A couple of weeks ago, I wrote that in Four Thousand Weeks Oliver Burkeman deals with time in general and not with something specific in mind that readers want to do with their time, the way I write about dealing with time management specifically in order to write. In some ways I think one could argue that Four Thousand Weeks isn't a time management book at all, but a time philosophy book. Burkeman's major point with this book is that when you are always using your time, your present moments, for something that's coming up in the future--promotions at work, training for an athletic event, getting into graduate school, planning a wedding, writing a book--your present moments have little value for themselves. You're not enjoying your present moments.
I found this to be a little bit judgy, as in it may be wrong to spend your present time working toward completing something in the future. Or, what's more, to spend your present time managing your present time so you can complete something in your future.
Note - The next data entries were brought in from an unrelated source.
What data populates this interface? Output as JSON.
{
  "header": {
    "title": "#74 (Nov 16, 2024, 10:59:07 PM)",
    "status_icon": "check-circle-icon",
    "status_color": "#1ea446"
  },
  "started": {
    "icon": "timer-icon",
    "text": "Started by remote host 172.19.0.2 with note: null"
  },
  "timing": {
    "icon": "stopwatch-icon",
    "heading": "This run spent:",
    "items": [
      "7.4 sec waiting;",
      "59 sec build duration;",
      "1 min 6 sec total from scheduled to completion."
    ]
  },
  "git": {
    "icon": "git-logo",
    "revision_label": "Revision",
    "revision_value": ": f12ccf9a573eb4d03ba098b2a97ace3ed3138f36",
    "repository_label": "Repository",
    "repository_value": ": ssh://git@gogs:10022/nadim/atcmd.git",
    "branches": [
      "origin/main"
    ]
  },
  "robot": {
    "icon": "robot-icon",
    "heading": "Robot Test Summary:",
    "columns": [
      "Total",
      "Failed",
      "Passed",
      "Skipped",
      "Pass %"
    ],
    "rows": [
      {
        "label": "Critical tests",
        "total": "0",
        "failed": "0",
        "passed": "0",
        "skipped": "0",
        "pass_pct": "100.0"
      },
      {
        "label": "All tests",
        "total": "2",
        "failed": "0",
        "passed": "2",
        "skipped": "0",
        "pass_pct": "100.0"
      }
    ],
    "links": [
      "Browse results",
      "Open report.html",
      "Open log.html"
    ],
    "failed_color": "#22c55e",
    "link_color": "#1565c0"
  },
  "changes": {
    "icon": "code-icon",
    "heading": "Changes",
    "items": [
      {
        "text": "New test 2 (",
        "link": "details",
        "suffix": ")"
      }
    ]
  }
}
In writing world, we have a saying: "Nobody wants to write a book. Everyone wants to have written one." Writing is difficult and sometimes boring, as I was just saying last week. The people who are able to continue doing it, particularly when traditional payoffs such as publication and money come rarely for most of us, are those who do enjoy spending their present moments sitting in front of a computer or old typewriter or journal and generating paragraphs or pages on one project or another, picking up where they left off a few days or weeks or months ago, or doing research, scrapping it all and beginning again.
It's called The Writing Life for a reason, and maybe there is a philosophy of time involved with it, too.
Reading this section of Four Thousand Weeks, which, as I said, I found a bit judgy, reminded me of the ending of Cheaper By the Dozen in which Ernestine Gilbert Carey and Frank B. Gilbreth, Jr. say of their father, Frank B. Gilbreth, an early advocate of time-and-motion studies:
“Someone once asked Dad: “But what do you want to save time for? What are you going to do with it?” “For work, if you love that best,” said Dad. “For education, for beauty, for art, for pleasure.” He looked over the top of his pince-nez. “For mumblety-peg, if that's where your heart lies.”
I guess I'm concerned less about what people do with their time, in the present moment or the future, than I am that they have that time to do it.